The report offers a set of key recommendations for policy makers and regulators looking to attract and better regulate institutional investors in their jurisdictions. It highlights the importance of the legal protection of property and ownership rights. It also emphasizes the need to ensure reasonable transaction costs, develop flexible trading and hedging mechanisms, remove undue administrative impediments on product authorization processes, build a multi-pillar pension system with tax incentives and provide a level playing field for foreign investors.
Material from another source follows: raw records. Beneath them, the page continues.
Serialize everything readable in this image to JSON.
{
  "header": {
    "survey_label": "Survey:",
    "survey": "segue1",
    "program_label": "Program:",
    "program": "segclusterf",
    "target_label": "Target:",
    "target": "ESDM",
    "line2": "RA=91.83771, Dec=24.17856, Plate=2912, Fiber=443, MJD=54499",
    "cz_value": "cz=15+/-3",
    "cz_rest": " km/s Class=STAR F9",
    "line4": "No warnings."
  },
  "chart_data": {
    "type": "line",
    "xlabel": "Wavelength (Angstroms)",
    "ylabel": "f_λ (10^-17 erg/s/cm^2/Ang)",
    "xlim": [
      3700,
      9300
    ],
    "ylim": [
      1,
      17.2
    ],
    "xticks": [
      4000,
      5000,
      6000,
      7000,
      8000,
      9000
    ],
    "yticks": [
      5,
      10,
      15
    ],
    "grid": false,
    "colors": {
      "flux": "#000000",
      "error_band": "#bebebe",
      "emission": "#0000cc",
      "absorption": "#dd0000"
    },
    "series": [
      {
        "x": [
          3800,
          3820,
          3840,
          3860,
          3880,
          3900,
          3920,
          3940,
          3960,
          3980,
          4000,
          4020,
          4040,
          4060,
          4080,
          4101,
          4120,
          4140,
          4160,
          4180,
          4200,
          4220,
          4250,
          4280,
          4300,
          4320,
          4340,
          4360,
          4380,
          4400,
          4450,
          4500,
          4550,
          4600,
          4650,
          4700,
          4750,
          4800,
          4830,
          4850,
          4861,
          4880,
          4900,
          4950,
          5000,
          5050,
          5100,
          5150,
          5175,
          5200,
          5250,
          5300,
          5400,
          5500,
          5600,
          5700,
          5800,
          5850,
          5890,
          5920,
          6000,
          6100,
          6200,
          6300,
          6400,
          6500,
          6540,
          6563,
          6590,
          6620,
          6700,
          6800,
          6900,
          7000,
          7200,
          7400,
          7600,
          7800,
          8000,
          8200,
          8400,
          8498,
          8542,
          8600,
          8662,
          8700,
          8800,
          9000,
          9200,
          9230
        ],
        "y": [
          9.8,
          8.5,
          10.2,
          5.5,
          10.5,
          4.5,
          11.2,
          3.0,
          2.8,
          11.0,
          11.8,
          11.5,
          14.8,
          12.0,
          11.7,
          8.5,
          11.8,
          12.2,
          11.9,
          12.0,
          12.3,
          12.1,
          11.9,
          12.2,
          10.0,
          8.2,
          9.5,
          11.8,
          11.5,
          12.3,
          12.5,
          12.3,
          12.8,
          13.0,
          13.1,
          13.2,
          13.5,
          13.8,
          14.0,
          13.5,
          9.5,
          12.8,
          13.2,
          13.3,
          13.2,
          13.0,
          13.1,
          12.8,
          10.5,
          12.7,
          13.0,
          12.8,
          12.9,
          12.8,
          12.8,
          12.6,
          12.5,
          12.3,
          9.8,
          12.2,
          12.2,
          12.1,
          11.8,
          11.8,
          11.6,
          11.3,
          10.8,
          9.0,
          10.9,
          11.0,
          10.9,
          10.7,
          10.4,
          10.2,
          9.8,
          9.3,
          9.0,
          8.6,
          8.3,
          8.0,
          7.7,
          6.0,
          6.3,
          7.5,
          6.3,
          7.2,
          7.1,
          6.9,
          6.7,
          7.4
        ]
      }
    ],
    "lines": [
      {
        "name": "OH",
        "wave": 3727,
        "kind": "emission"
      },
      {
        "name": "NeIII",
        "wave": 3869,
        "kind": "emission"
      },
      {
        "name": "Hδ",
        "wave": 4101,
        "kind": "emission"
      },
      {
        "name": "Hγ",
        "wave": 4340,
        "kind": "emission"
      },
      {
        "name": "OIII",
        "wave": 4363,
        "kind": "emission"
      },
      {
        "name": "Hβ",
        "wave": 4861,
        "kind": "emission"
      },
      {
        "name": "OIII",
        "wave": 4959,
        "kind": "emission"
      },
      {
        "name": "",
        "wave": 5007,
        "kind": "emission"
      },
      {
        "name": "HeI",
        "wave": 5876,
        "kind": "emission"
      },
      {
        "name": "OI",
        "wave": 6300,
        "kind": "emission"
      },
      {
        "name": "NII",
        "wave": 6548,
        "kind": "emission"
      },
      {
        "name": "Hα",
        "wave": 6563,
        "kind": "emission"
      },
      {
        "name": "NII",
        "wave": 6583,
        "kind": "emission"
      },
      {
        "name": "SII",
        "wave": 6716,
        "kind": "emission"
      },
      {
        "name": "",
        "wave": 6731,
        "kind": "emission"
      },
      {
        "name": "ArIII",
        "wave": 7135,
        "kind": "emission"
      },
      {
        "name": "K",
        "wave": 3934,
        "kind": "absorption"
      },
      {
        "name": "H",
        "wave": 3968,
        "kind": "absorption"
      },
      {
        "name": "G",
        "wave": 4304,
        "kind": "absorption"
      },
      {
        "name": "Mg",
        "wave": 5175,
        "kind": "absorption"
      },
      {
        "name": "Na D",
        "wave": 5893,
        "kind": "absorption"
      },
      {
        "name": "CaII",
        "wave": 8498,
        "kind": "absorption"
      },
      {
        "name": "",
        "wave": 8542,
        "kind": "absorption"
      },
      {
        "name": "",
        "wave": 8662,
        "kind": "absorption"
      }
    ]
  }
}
Finally, the report recommends that regulators periodically review the regulatory framework and coverage, combine deregulation with enhanced supervision and enforcement, and improve coordination with other regulatory bodies to monitor, mitigate and manage systemic risk.
The IOSCO Emerging Markets Committee (EMC) established a Project Team to review the development and regulation of institutional investors in Emerging Markets (EMs), to identify and analyze the issues and challenges for the development and regulation of institutional investors, and to make recommendations that EM regulators may consider as they supervise their respective markets. The Project Team
According to the report institutional investors are playing an increasingly important role in the development of EMs. Markets with large numbers of institutional investors tend to be less volatile and allocate resources and capital more efficiently to companies requiring funding. Highly specialized and managing substantial capital, institutional investors are better positioned to put pressure on corporations and their management to improve corporate governance and transparency. By pooling assets, institutional investors can achieve economies of scale, employ high quality investment professionals, develop better investment strategies and build solid risk management systems, all of which result in higher and more stable returns for investors, says IOSCO.
The report emphasises that in light of the challenges ahead, the development of institutional investors in the EMs calls for concerted efforts by both regulators and the market. It requires a pragmatic and sequenced approach by regulators to ensure that such efforts do not destabilise the financial system, and that adequate safeguards are established at both market and regulatory levels.
The report also contains a number of recommendations to help EM regulators and policy makers develop and regulate institutional investors; most of which are obvious. However, it is acknowledged that some frontier markets lack the appropriate financial markets infrastructure to sustain the evolution of sustainable capital markets and investment. We reproduce the key recommendations below.
Capital Market Environment. The foundation of a well-functioning capital market is the protection of property and ownership rights. In addition to a sound legal system, regulators need to promote proper corporate governance standards and other investor protection measures. A capital market that is favorable to institutional investors should have reasonable transaction costs (both explicit and implicit), a broad range of potentially high-quality investment products and flexible trading and hedging mechanisms.
Product Offering and Innovation. The authorisation process for new product issuance should be simple, fast and free of administrative obstacles. It should also be accompanied by strict post-issuance supervision and prompt regulatory actions when risks and violations occur. A multi-tier issuance regime could be used to lower issuance costs and broaden the product offering. Insofar as risks are manageable, regulators should support innovations that improve market efficiency or broaden investor-friendly product offerings.
Multi-pillar Pension System. The aging population is a major concern in many jurisdictions because it burdens the national pension and social security system. This burden could be shared by private pensions and personal savings plans. The development of a multi-pillar pension system, however, requires an appropriate set of tax incentives. Given that the financial performance of pension plans affects future pensioners’ standards of living, institutional investors in this market should be subject to higher prudential and professional standards.
Distribution Channels and Practices. Regulators should broaden the product distribution channels by increasing the type and number of distributors institutional investors can use. Regulators should introduce detailed rules for distribution practices and encourage Self Regulatory Organizations (SROs) to establish best practice standards on suitability, disclosure, marketing and fees.
Market Openness. Regulators should ensure a level playing field for foreign and domestic investors. Policy makers should gradually loosen or remove restrictions on fund repatriation and capital controls. Regulators should also break down barriers that prevent domestic investors from investing abroad.
Human Capital and Professional Integrity. Regulators and SROs should seek to improve the quality and availability of human capital by training and developing local talent and attracting professionals from other industries or overseas. The incentive structure should align the interests of the professionals with those of the investors. Sound licensing, record keeping and supervision systems should be established for industry professionals.
Regulatory Framework and Financial Stability. In accordance with the IOSCO Principles, regulators should prevent market abuse by building sound surveillance capacity and periodically reviewing their regulatory framework and coverage. Regulators should work together domestically and across jurisdictions, to monitor, mitigate and manage systemic risk.